SULARIN DİBİNE SÜZÜLEN
Deniz Meşaleleriyle mavi Sonsuz bir yürüyüşte Ben kıyıda bir karaltıyım Derin bir iç çekişte
Kesildi çırpınışlarım Suların dibine süzülen Birinin sakinliği var üzerimde Dindi kuduran fırtınalar O çılgın gençliğimin yelkenleri indi Yüreğim Uykulu bir çocuk şimdi
Söndü yüreğimdeki volkanlar O kederden geberdiğim aşk acıları Ve o mutluluktan kanatlandığım anlar Bulutların üzerinde yürürdüm Kuşların dilinden anlardım Canlı ve cansız bütün varlıkların da Kahkahalarım ben nerdeysem orda Ve sonra o gözü kanlı eylül Kudurmuş vahşet ablukası Ve irkilten düş kırıklıkları Ve kuytularda iri iri gözyaşlarım
Kesildi çırpınışlarım Suyun dibine süzülen birinin sakinliği içinde Öküzler kadar durgunum Geri gelsin de istemiyorum o bunalımlı yıllar Eylül sonrası alkole battığımız anlar Kafayı yemiş arkadaşlar da olmasın yakınımda Acılaştığımız günler bir daha yaşanmasın
Ben eski kendime bile katlanamam artık Geviş getiren öküzler kadar sakinim
Palmiye ağaçları ve rengarenk begonyalar Kauçuk yapraklı ağaçlar ve Akdeniz İçkilerin su gibi aktığı musluklar İçesim bile yok Su köpüğü güzelliğinde Güneş damlası kamaşıklığında Ve bulutlar apaklığında kadınlar Çok da ilgimi çekmiyor O kahreden anılar da silikleşti Vahama ulaşmasın iblisler bir daha Barbarlarla boğuşmaktan usandım Şiirin ayartıcı sirenlerine de kulak tıkıyorum Hızlı vurmasın yüreğim Tırnakları uzamasın kuytulara gömdüğüm aşkların Kalbimi kazımasın Yeniden o gözü kanlı acılara katlanamam
Kesildi çırpınışlarım Suların dibine süzülen birinin sakinliği var içimde O aptal öküzler kadar durgunum
------------------------------------------------------------------
ORTA YERDE VE ÇEPEÇEVRE
Döndüğünde açık kollar bulamayacaksın Güllerle karşılanmayacağın da kesin Belki dostça da bakılmayacak sana Gözlerde vefa da olmayacak Aşkların zaten darmaduman Sen ne hayatlar yaşadın ‘İkinci bahar’ koca bir yalan Saçlarını savuramayacaksın rüzgârlara Kızlara artık taratamayacaksın Çıplak göğsünü geremeyeceksin güne Kurtaracak bir dünya hayalin de yok Çevrendeki o mert arkadaşların da Genel halkaya yerel zincirler de eklendi Ki yoksunlukların vurduğu insanlardır, korkulur Alçaklıklar katmerlendi Değmez artık bunlara, duygun büyüdü Direnme isteğini de yitirdin Yazdıklarını kitaplaştırmayacaksın İmza günün olmayacak bir daha
Beni kendi dünyam vurdu Bunu Kimlere Nasıl anlatsam?

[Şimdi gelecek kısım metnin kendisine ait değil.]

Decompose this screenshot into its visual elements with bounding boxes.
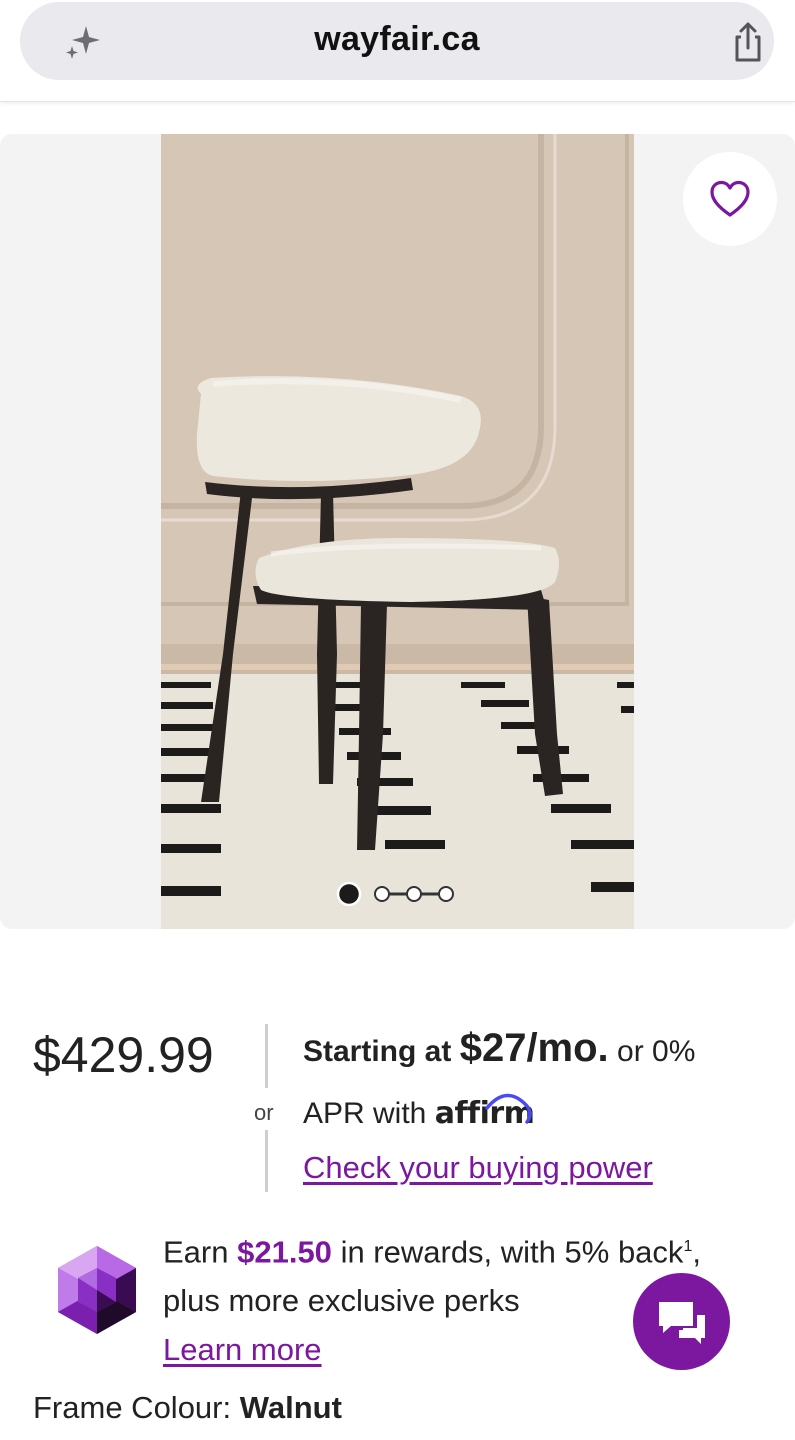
address-bar[interactable]: wayfair.ca bbox=[20, 2, 774, 80]
carousel-dot bbox=[406, 886, 422, 902]
product-price: $429.99 bbox=[33, 1027, 214, 1083]
frame-colour-value: Walnut bbox=[239, 1390, 342, 1425]
favorite-button[interactable] bbox=[683, 152, 777, 246]
financing-prefix: Starting at bbox=[303, 1035, 452, 1068]
learn-more-link[interactable]: Learn more bbox=[163, 1332, 322, 1367]
check-buying-power-link[interactable]: Check your buying power bbox=[303, 1150, 653, 1186]
affirm-logo: affirm bbox=[434, 1093, 535, 1131]
carousel-dot bbox=[374, 886, 390, 902]
rewards-gem-icon bbox=[58, 1246, 136, 1334]
chat-button[interactable] bbox=[633, 1273, 730, 1370]
or-label: or bbox=[254, 1100, 274, 1125]
heart-icon bbox=[710, 180, 750, 217]
chat-bubbles-icon bbox=[658, 1301, 705, 1344]
financing-line: Starting at $27/mo. or 0% bbox=[303, 1026, 695, 1071]
url-domain[interactable]: wayfair.ca bbox=[20, 20, 774, 59]
monthly-price: $27/mo. bbox=[459, 1026, 609, 1070]
rewards-text: Earn $21.50 in rewards, with 5% back1, p… bbox=[163, 1234, 701, 1368]
carousel-dot-active bbox=[336, 882, 362, 906]
browser-top-bar: wayfair.ca bbox=[0, 0, 795, 102]
financing-suffix: or 0% bbox=[617, 1035, 696, 1068]
product-gallery[interactable] bbox=[0, 134, 795, 929]
divider bbox=[265, 1024, 268, 1088]
apr-line: APR with affirm bbox=[303, 1093, 535, 1131]
frame-colour-label: Frame Colour: bbox=[33, 1390, 232, 1425]
apr-text: APR with bbox=[303, 1097, 427, 1130]
carousel-dots[interactable] bbox=[336, 882, 466, 906]
footnote-marker[interactable]: 1 bbox=[683, 1238, 692, 1255]
frame-colour-option[interactable]: Frame Colour: Walnut bbox=[33, 1390, 342, 1426]
carousel-dot bbox=[438, 886, 454, 902]
share-icon[interactable] bbox=[726, 20, 770, 64]
product-image[interactable] bbox=[161, 134, 634, 929]
rewards-amount: $21.50 bbox=[237, 1234, 332, 1270]
divider bbox=[265, 1130, 268, 1192]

Hem ne diye? Yalnızlık korktuğum bir şey değildi Kalemim, yüreğimden yudumlardı şiirini Kalemim yine elimde Yüreğim de yerli yerinde Sonuçta kuşatılmışsın işte Orta yerde ve çepeçevre
-------------------------------------------------------------------
YÜREĞİN BÜYÜLÜ AYNASINDA
Ana demeyi çok özlüyorum Baba demeyi çok Ve benimle şakıdıkları O çağlayan dilini ülkemin
O organik dünyamızı çok özlüyorum Ben bugünlere uygun değilim Başka bir gezegenden gelmiş gibiyim
Bu çağın adamı değilim ben Güneşle yıkanan dünyamız nerde? O gülüşlerin tomurcuklandığı mevsimler Aşkların o yalınyürek çağları Nerede günebakanlar, güller ve papatyalar? Yüreğimde açmayı sürdüren akasyalar nerede?

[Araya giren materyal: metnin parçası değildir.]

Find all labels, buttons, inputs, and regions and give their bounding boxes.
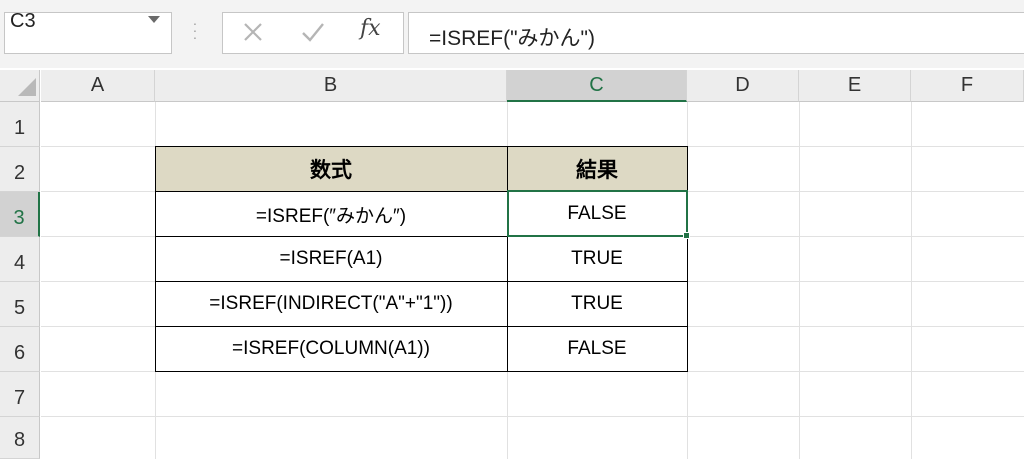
select-all-triangle-icon: [18, 78, 36, 96]
column-header-e[interactable]: E: [799, 70, 911, 102]
chevron-down-icon[interactable]: [148, 16, 160, 23]
table-border: [155, 146, 156, 372]
table-border: [155, 146, 688, 147]
table-header-formula[interactable]: 数式: [155, 147, 507, 191]
formula-text: =ISREF("みかん"): [429, 27, 596, 50]
active-cell-selection: [507, 190, 688, 237]
table-border: [155, 281, 688, 282]
row-header-4[interactable]: 4: [0, 237, 40, 282]
column-header-b[interactable]: B: [155, 70, 507, 102]
grid-line: [41, 416, 1024, 417]
cell-c5[interactable]: TRUE: [507, 282, 687, 326]
cell-c4[interactable]: TRUE: [507, 237, 687, 281]
row-header-8[interactable]: 8: [0, 417, 40, 459]
cell-b5[interactable]: =ISREF(INDIRECT("A"+"1")): [155, 282, 507, 326]
insert-function-icon[interactable]: fx: [360, 16, 381, 41]
checkmark-icon[interactable]: [300, 20, 326, 44]
cell-b4[interactable]: =ISREF(A1): [155, 237, 507, 281]
table-border: [687, 146, 688, 372]
cell-c6[interactable]: FALSE: [507, 327, 687, 371]
table-header-result[interactable]: 結果: [507, 147, 687, 191]
table-border: [155, 326, 688, 327]
column-header-c[interactable]: C: [507, 70, 687, 102]
table-border: [507, 146, 508, 372]
row-header-5[interactable]: 5: [0, 282, 40, 327]
row-header-6[interactable]: 6: [0, 327, 40, 372]
cell-b3[interactable]: =ISREF(″みかん″): [155, 192, 507, 236]
cancel-icon[interactable]: [241, 20, 265, 44]
column-header-a[interactable]: A: [41, 70, 155, 102]
name-box-value: C3: [10, 10, 36, 32]
cell-b6[interactable]: =ISREF(COLUMN(A1)): [155, 327, 507, 371]
row-header-2[interactable]: 2: [0, 147, 40, 192]
table-border: [155, 371, 688, 372]
column-header-d[interactable]: D: [687, 70, 799, 102]
more-vertical-icon[interactable]: · · ·: [192, 16, 198, 44]
row-header-1[interactable]: 1: [0, 102, 40, 147]
column-header-f[interactable]: F: [911, 70, 1024, 102]
formula-input[interactable]: =ISREF("みかん"): [408, 12, 1024, 54]
row-header-7[interactable]: 7: [0, 372, 40, 417]
row-header-3[interactable]: 3: [0, 192, 40, 237]
fill-handle[interactable]: [683, 232, 690, 239]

Bu çağın adamı değilim ben İz sürücüsüyüm yıldızların Çifte yürekli cengaverlerin ardılı Ah, kalbim şimdilerde yana yakıla Bu lanet,gözalıcı,dikey dünyaya İçli,yatay şarkılar söylüyor kalbim Bu sanal dünyaya,bu taşlaşmış dünyaya Güneşli ve sahici şarkılar söylüyor Yükü ağır ve paha biçilmez şarkılar Güneş yanığı tenli,o kavruk dinleyiciler Ve o yakıcı güzelliklerimiz nerde?
Kalbim “izm”lere de sığmıyor Totemlerim de yok tabularım da İhanete uğrayacağımı bile bile hem Mağdurlardan yana ve daima…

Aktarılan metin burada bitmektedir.